Barrack, who is also accused of lying to the FBI, is free on a $250 million bond. He left the courthouse surrounded by a throng of reporters and photographers and got into a black SUV.
A short time later, his spokesperson released a statement from Barrack that referred to the Statue of Liberty’s historical role in welcoming immigrants and noted his grandparents’ arrival in the United States more than a century ago “from humble and simple beginnings.”
“Of course I am innocent of these charges and we will prove that in court,” the statement said. “. . . That statue is made of steel with a patina of copper. We’re in the middle of a very heated moment and I can only tell you that the hardest steel is forged from the hottest fire.”
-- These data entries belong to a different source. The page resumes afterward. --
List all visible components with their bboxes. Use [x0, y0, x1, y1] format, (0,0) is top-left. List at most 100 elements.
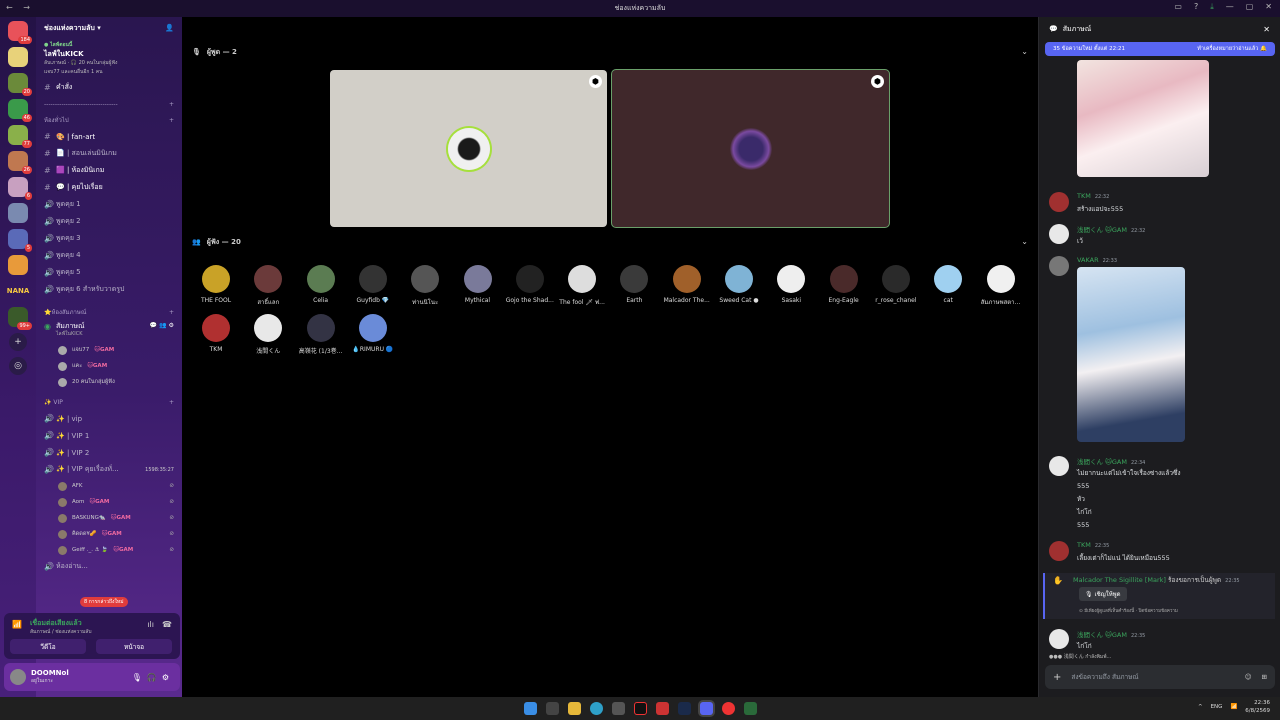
vip-channel-item[interactable]: 🔊 ✨ | vip: [36, 410, 182, 427]
app-icon[interactable]: [743, 702, 757, 715]
add-channel-icon[interactable]: +: [169, 117, 174, 124]
download-icon[interactable]: ⤓: [1210, 2, 1214, 12]
channel-item[interactable]: # 📄 | สอนเล่นมินิเกม: [36, 145, 182, 162]
direct-messages-icon[interactable]: 184: [8, 21, 32, 44]
start-icon[interactable]: [523, 702, 537, 715]
noise-icon[interactable]: ılı: [147, 620, 154, 629]
listener[interactable]: Mythical: [453, 265, 503, 304]
channel-item[interactable]: # 🎨 | fan-art: [36, 128, 182, 145]
server-icon[interactable]: 77: [8, 125, 32, 148]
listener[interactable]: Gojo the Shad...: [505, 265, 555, 304]
photoshop-icon[interactable]: [677, 702, 691, 715]
vip-channel-item[interactable]: 🔊 ✨ | VIP 1: [36, 427, 182, 444]
store-icon[interactable]: [611, 702, 625, 715]
voice-channel-item[interactable]: 🔊 พูดคุย 6 สำหรับวาดรูป: [36, 281, 182, 298]
chevron-down-icon[interactable]: ⌄: [1021, 47, 1028, 56]
nav-arrows[interactable]: ← →: [6, 3, 34, 12]
chrome-icon[interactable]: [721, 702, 735, 715]
disconnect-icon[interactable]: ☎: [162, 620, 172, 629]
tiktok-icon[interactable]: [633, 702, 647, 715]
channel-next[interactable]: 🔊 ห้องอ่าน...: [36, 558, 182, 575]
listener[interactable]: Guyfidb 💎: [348, 265, 398, 304]
add-server-icon[interactable]: +: [9, 333, 27, 351]
category-interview[interactable]: ⭐ห้องสัมภาษณ์ +: [36, 304, 182, 320]
avatar[interactable]: [1049, 256, 1069, 276]
avatar[interactable]: [1049, 456, 1069, 476]
listener[interactable]: สัมภาษพสตา...: [976, 265, 1026, 307]
stage-user[interactable]: 20 คนในกลุ่มผู้ฟัง: [36, 374, 182, 390]
input-language[interactable]: ENG: [1211, 704, 1223, 710]
listener[interactable]: cat: [923, 265, 973, 304]
video-button[interactable]: วีดีโอ: [10, 639, 86, 654]
server-icon[interactable]: 99+: [8, 307, 32, 330]
message-input[interactable]: ส่งข้อความถึง สัมภาษณ์: [1071, 672, 1234, 682]
event-card[interactable]: ● ไลฟ์ตอนนี้ ไลฟ์ในKICK ลับเภาษณ์ · 🎧 20…: [36, 39, 182, 79]
channel-commands[interactable]: # คำสั่ง: [36, 79, 182, 96]
category-vip[interactable]: ✨ VIP +: [36, 394, 182, 410]
vip-user[interactable]: AFK ⊘: [36, 478, 182, 494]
speaker-tile[interactable]: ⬢: [612, 70, 889, 227]
mic-icon[interactable]: 🎙: [132, 673, 147, 682]
vip-user[interactable]: BASKUNG🐀 🐱GAM ⊘: [36, 510, 182, 526]
chevron-up-icon[interactable]: ^: [1198, 704, 1203, 710]
vip-user[interactable]: Geiff ._. ⚓ 🍃 🐱GAM ⊘: [36, 542, 182, 558]
listener[interactable]: สาธิ์แลก: [243, 265, 293, 307]
close-window-icon[interactable]: ✕: [1265, 2, 1272, 12]
add-channel-icon[interactable]: +: [169, 399, 174, 406]
avatar[interactable]: [1049, 192, 1069, 212]
emoji-icon[interactable]: ☺: [1245, 673, 1252, 681]
message-author[interactable]: VAKAR: [1077, 256, 1099, 264]
avatar[interactable]: [1049, 629, 1069, 649]
screen-share-button[interactable]: หน้าจอ: [96, 639, 172, 654]
vip-user[interactable]: คิดดด¥🥜 🐱GAM ⊘: [36, 526, 182, 542]
settings-icon[interactable]: ⚙: [162, 673, 174, 682]
maximize-icon[interactable]: ▢: [1246, 2, 1254, 12]
server-icon[interactable]: [8, 47, 28, 67]
file-explorer-icon[interactable]: [567, 702, 581, 715]
wifi-icon[interactable]: 📶: [1230, 704, 1237, 710]
voice-channel-item[interactable]: 🔊 พูดคุย 1: [36, 196, 182, 213]
voice-channel-item[interactable]: 🔊 พูดคุย 3: [36, 230, 182, 247]
stage-user[interactable]: แจบ77 🐱GAM: [36, 342, 182, 358]
voice-channel-item[interactable]: 🔊 พูดคุย 4: [36, 247, 182, 264]
listener[interactable]: Eng-Eagle: [819, 265, 869, 304]
minimize-icon[interactable]: —: [1226, 2, 1234, 12]
mark-read-button[interactable]: ทำเครื่องหมายว่าอ่านแล้ว 🔔: [1197, 45, 1267, 53]
server-icon[interactable]: 5: [8, 229, 32, 252]
listener[interactable]: Sweed Cat ●: [714, 265, 764, 304]
listener[interactable]: 浅間くん: [243, 314, 293, 355]
listener[interactable]: 高嶺花 (1/3巻...: [296, 314, 346, 355]
headphones-icon[interactable]: 🎧: [147, 673, 162, 682]
category-general[interactable]: ห้องทั่วไป +: [36, 112, 182, 128]
stage-user[interactable]: แคะ 🐱GAM: [36, 358, 182, 374]
listener[interactable]: 💧RIMURU 🔵: [348, 314, 398, 353]
listener[interactable]: ท่านนิโนะ: [400, 265, 450, 307]
server-header[interactable]: ช่องแห่งความลับ ▾ 👤: [36, 17, 182, 39]
avatar[interactable]: [1049, 224, 1069, 244]
discord-icon[interactable]: [699, 702, 713, 715]
speaker-tile[interactable]: ⬢: [330, 70, 607, 227]
attached-image[interactable]: [1077, 267, 1185, 442]
stage-channel[interactable]: ◉ สัมภาษณ์ ไลฟ์ในKICK 💬 👥 ⚙: [36, 320, 182, 342]
message-author[interactable]: TKM: [1077, 192, 1091, 200]
server-icon[interactable]: 6: [8, 177, 32, 200]
message-author[interactable]: 浅間くん 🐱GAM: [1077, 631, 1127, 639]
server-icon[interactable]: 26: [8, 151, 32, 174]
vip-channel-item[interactable]: 🔊 ✨ | VIP คุยเรื่องทั่... 1598:35:27: [36, 461, 182, 478]
server-icon[interactable]: [8, 255, 28, 275]
voice-channel-item[interactable]: 🔊 พูดคุย 2: [36, 213, 182, 230]
clock[interactable]: 22:36 6/8/2569: [1245, 699, 1270, 715]
server-nana-icon[interactable]: NANA: [7, 281, 30, 301]
server-icon[interactable]: 20: [8, 73, 32, 96]
invite-to-speak-button[interactable]: 🎙 เชิญให้พูด: [1079, 587, 1127, 601]
new-mentions-badge[interactable]: 8 การกล่าวถึงใหม่: [80, 597, 128, 607]
app-icon[interactable]: [655, 702, 669, 715]
avatar[interactable]: [1049, 541, 1069, 561]
explore-icon[interactable]: ◎: [9, 357, 27, 375]
message-author[interactable]: TKM: [1077, 541, 1091, 549]
add-channel-icon[interactable]: +: [169, 101, 174, 108]
channel-item[interactable]: # 💬 | คุยไปเรื่อย: [36, 179, 182, 196]
add-attachment-icon[interactable]: +: [1053, 672, 1061, 683]
edge-icon[interactable]: [589, 702, 603, 715]
message-author[interactable]: Malcador The Sigillite [Mark]: [1073, 576, 1166, 584]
Barrack chaired Trump’s inauguration committee, and they had a decades-long relationship before a falling out while Trump was in the White House. He spent three days in a California jail before prosecutors and his attorneys agreed on a bond package.
In an interview after Monday’s hearing, Barrack attorney Matthew Herrington said he and his client were cooperative during a voluntary June 2019 meeting with investigators and offered to answer additional questions if necessary.
“The next thing that happened was an automatic weapon was put to [Barrack’s] head when he was arrested by a 15-person FBI tac team,” Herrington said, suggesting that there was no basis for the government to request Barrack’s detention last week. “Not a single word of the indictment was new to me.”
A spokeswoman for the FBI’s Los Angeles field office said in response to the attorney’s claim that it is “not uncommon to have multiple FBI agents at any arrest as a safety precaution, but it was less than 15.”
The spokeswoman, Laura Eimiller, added that “only a handful of agents” were present outside the business meeting where Barrack, who was cooperative, was arrested without incident. “No SWAT Team or long guns were present,” Eimiller added.
Barrack and Grimes, who posted a $5 million bond, will remain free pending trial.
In court on Monday, U.S. Magistrate Judge Sanket J. Bulsara reminded them of a number of release conditions: Both men must wear GPS monitoring devices, and their ability to travel is limited, though Barrack can travel to California to see his youngest children, who are minors.
He cannot procure private planes for any trips and must supply his itineraries to his pretrial monitors and the U.S. attorney’s office in advance.
In addition, Barrack can’t engage in foreign business transactions, and any deals he enters into in the United States cannot be worth more than $50,000.
He also cannot confer with Grimes or a third defendant — Rashid al-Malik, who has not yet been apprehended — or speak to anyone in the UAE or Saudi Arabia.
Barrack and Grimes allegedly worked to influence Trump’s 2016 campaign on behalf of the UAE and later tried to push policies to the Trump administration that were favorable to the oil-rich Persian Gulf state.
Efforts included trying to reword campaign speeches in ways that would help the UAE and taking other steps to model Trump’s policies and proposals in a pro-UAE manner, including with respect to the country’s rival, Qatar.